ISLAMABAD: Pakistan’s religious affairs ministry said on Friday it had barred private tour operators and individuals from collecting money from intending Hajj pilgrims in advance.
After a hiatus of two years due to the COVID-19 pandemic, Saudi Arabia this year announced holding the annual Hajj pilgrimage for all Muslims across the globe.
Pakistan will be sending 81,132 pilgrims for this year’s Hajj, with 60 percent of the quota allocated to private Hajj operators. The maximum age limit for pilgrims this year is 65.
Last week, the Pakistan government announced people willing to perform Hajj this year could submit online applications from May 1 to 13, with token money of Rs50,000 ($270).
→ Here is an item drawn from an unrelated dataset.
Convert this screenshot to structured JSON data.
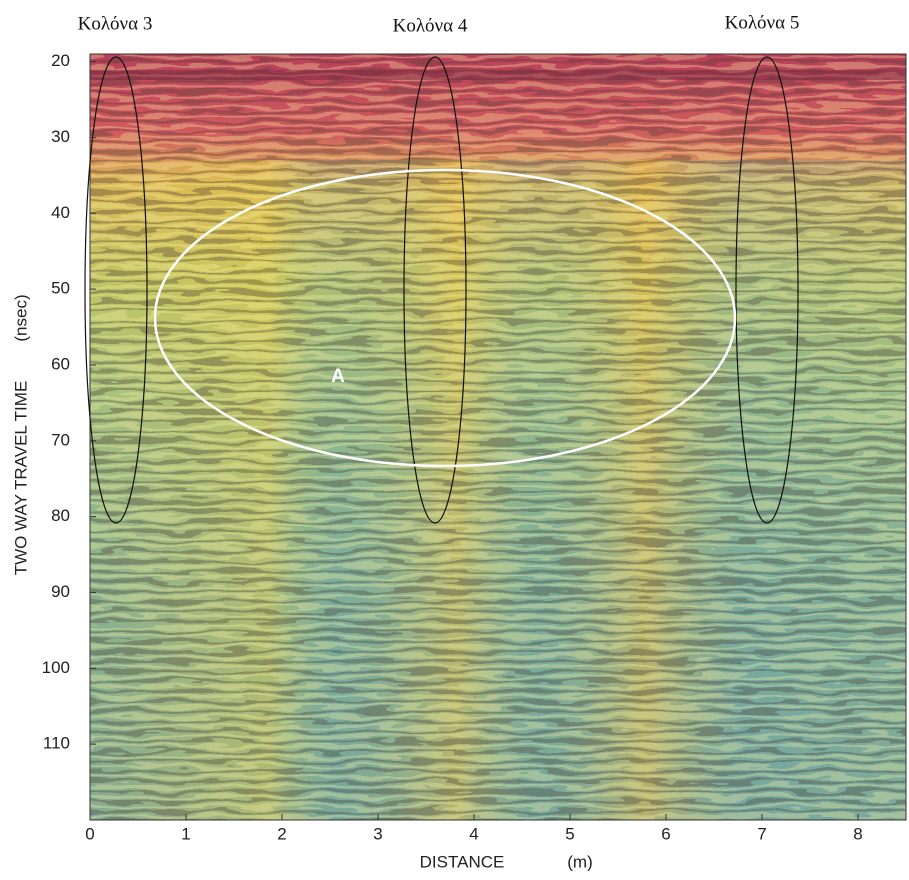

“The ministry observed that some private tour operators and individuals are receiving money from people directly or through their unrelated agents in the name of Hajj applications, registration,” religion ministry spokesperson Muhammad Umar Butt told Arab News on Friday adding that “this practice is totally illegal and an arrestable offense.”
“All such individuals and companies are strongly urged to refrain from this illegal activity. So far, the Ministry of Hajj has not allowed any tour operator to receive / register Hajj applications,” Butt added.
“Those who do not follow these instructions will be responsible for their own loss and the ministry's,” he said.
In 2020 and 2021, the kingdom held Hajj only for locals due to coronavirus restrictions.
Religious Affairs Minister Mufti Abdul Shakoor said on April 29 the per person cost of this year's Hajj could range from Rs700,000 ($3,770) to Rs1,000,000 ($5,386), owing to the increase in taxes and cost of other facilities in the kingdom.